FIG. 2 is a cross-section through line AA of FIG. 1 of a firearm and the device shown through the centerline of the firearm shell ejector port.
FIGS. 3 and 4 is a plan view of the firearm with mounting lug and the cartridge retriever indicating how the device is mounted on the firearm.
FIG. 5 is a side elevation of the cartridge retriever and illustrates how the bottom flexible section or pocket is folded into the retriever housing when the device is not in use.
FIG. 6 is a partial view showing the locking spring position, when pressed into release position, to mount or disengage the device from the firearm.
The following description is not to be construed to limit the invention over that which is fairly taught in the claims.

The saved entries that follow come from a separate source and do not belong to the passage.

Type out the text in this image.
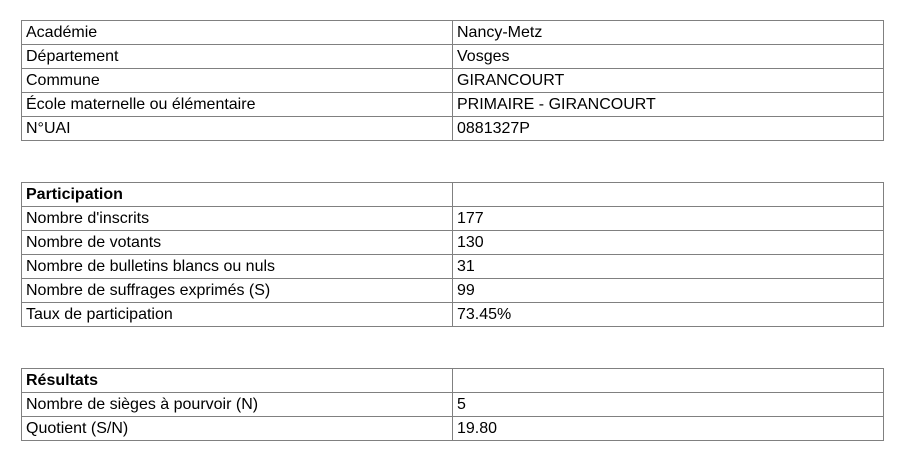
Académie	Nancy-Metz
Département	Vosges
Commune	GIRANCOURT
École maternelle ou élémentaire	PRIMAIRE - GIRANCOURT
N°UAI	0881327P
Participation	
Nombre d'inscrits	177
Nombre de votants	130
Nombre de bulletins blancs ou nuls	31
Nombre de suffrages exprimés (S)	99
Taux de participation	73.45%
Résultats	
Nombre de sièges à pourvoir (N)	5
Quotient (S/N)	19.80
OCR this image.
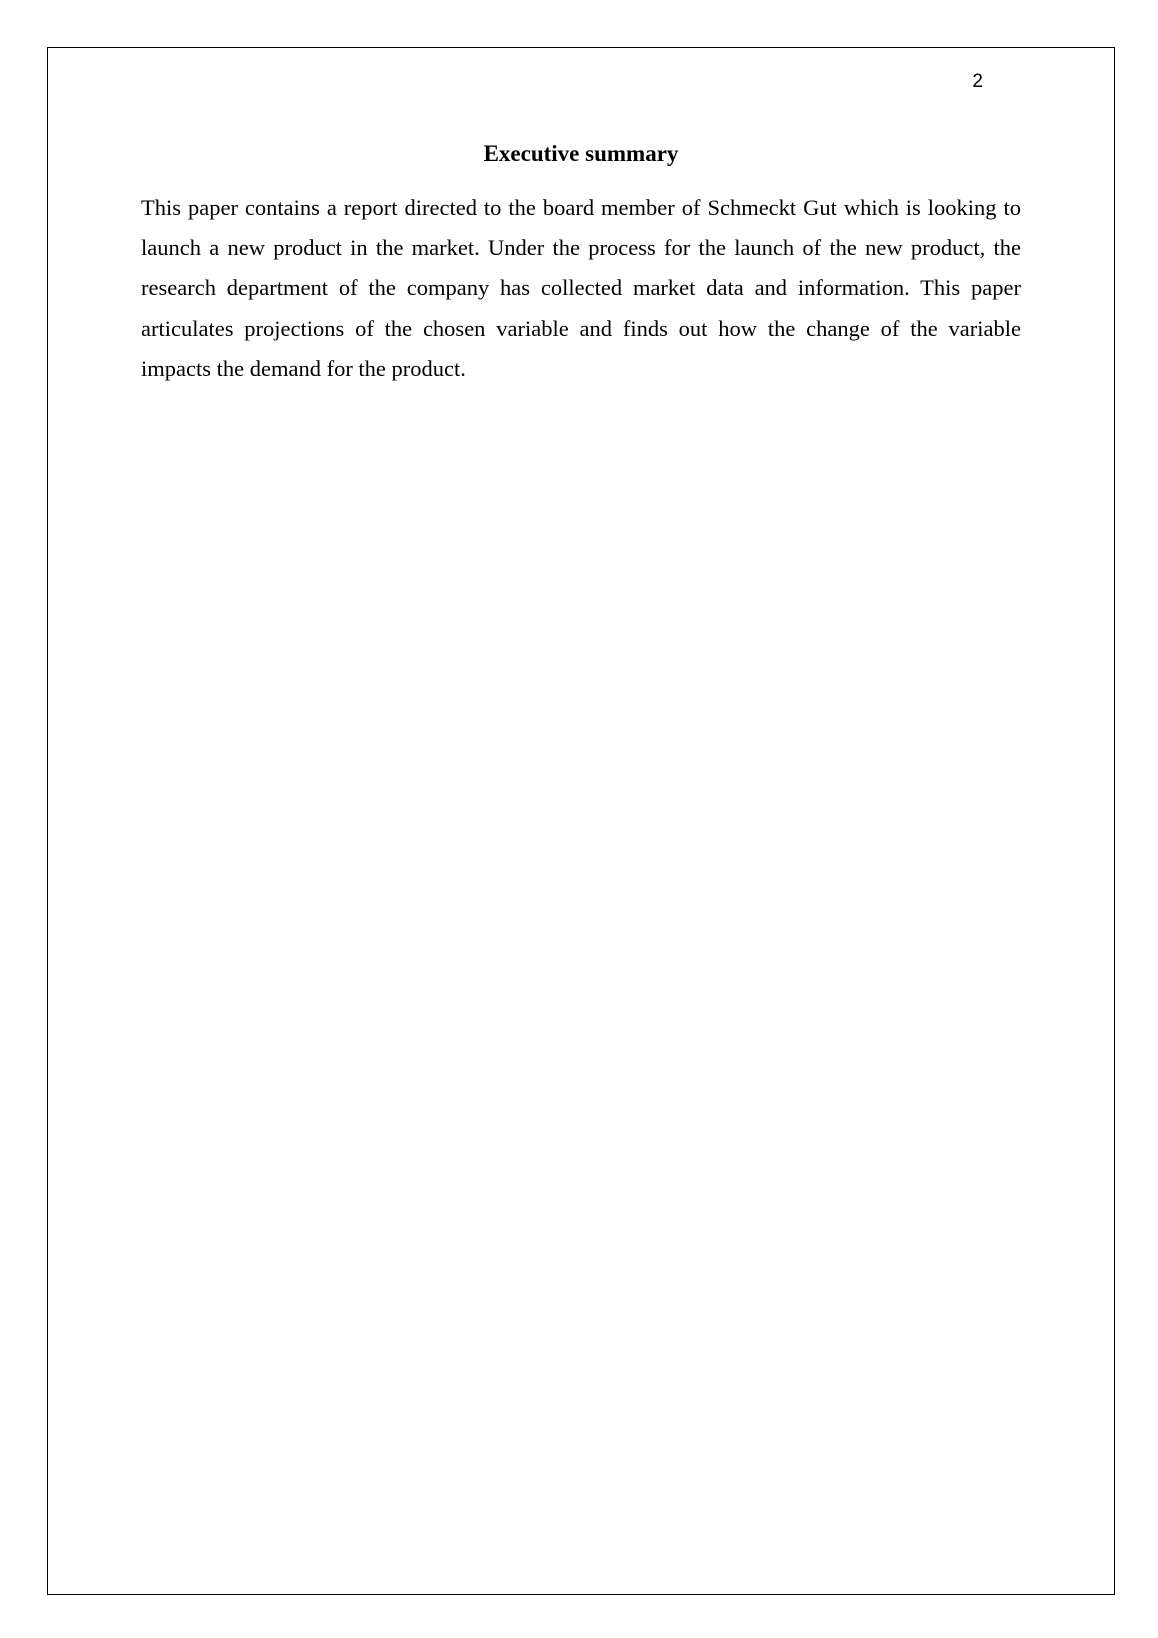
2
Executive summary

This paper contains a report directed to the board member of Schmeckt Gut which is looking to launch a new product in the market. Under the process for the launch of the new product, the research department of the company has collected market data and information. This paper articulates projections of the chosen variable and finds out how the change of the variable impacts the demand for the product.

As shown in FIG. 2, the device consists of a rigid housing 1 made of a rigid material such as metal or strong, inflexible plastic. The housing is constructed with an opening along one lateral surface as indicated by the numeral 2 and a second opening which is on the bottom 3. The opening 2 is designed to cover the cartridge ejection port of the firearm it is mounted on. The sides 4 of the rigid housing are designed with concave leading edges as illustrated at 5 so that the device fits snugly against the side of the firearm (the arc is exaggerated for illustration purposes).
Around the circumference of the bottom opening 3, there is attached a flexible, folding pocket 6 which when fully unfolded will hold several cartridges or empty shells. The pocket 6 is designed so as to have three vertical walls projecting downwardly from the bottom opening and a fourth wall 7 which slopes downwardly and away from the lateral opening of the housing. The sloping wall 7 and the bottom of the pocket 8 both contain a rigid panel on one of their surfaces. The rigid panel is slightly smaller in area than the surfaces which they are mounted on in order to make the panel foldable within the flexible pocket. For purposes of this invention, the bottom rigid panel 9 is preferably mounted inside of the pocket; the sloping wall rigid panel 10 is preferably mounted on the outside of the pocket wall. The rigid panels serve as striker plates for the ejected cartridge and thus cause the cartridge to fall free from the side wall thus preventing jamming of the cartridges.
The inside wall of the rigid housing opposite the lateral opening is covered with a resilient energy absorbing material 11, such as flexible polyurethane foam.
As shown in FIGS. 3 and 4, the top of the firearm and the rigid housing are fitted with a mounting and locking means. The firearm has mounted on its upper surface a mounting bar 12. The mounting bar has a projecting lug 13 with a slotted aperture 14. The rigid housing has a projecting lug 15 and a slotted aperture 16. The projecting lug 15 is an extension of the top of the rigid housing and fits underneath lug 13 and into a slot 17 when the device is fitted to the firearm. A raised portion 18 (see also FIGS. 1 and 6), mounted on the rigid housing, accepts and guides the lug 13 into place.
Mounted on the underside of the top of the housing is a spring 19 as shown in FIGS. 5 and 6. The spring is fastened to the housing by a suitable fastener 20. The spring is actuated by pressure on a rigid button 21. The spring has seated on its upper surface, distal to the fastened end, a lip 22 which passes up through the slot 16 of the housing and on up through a similar slot in the lug 13 when that lug is in place.
For removal from the firearm, the button is depressed and the device pulled away from the firearm. The device then can be up-ended to remove the collected cartridges or the device, cartridges intact, can be stored away.
Obviously, some modifications and variations to the above disclosure can be made without departing from the spirit of the invention.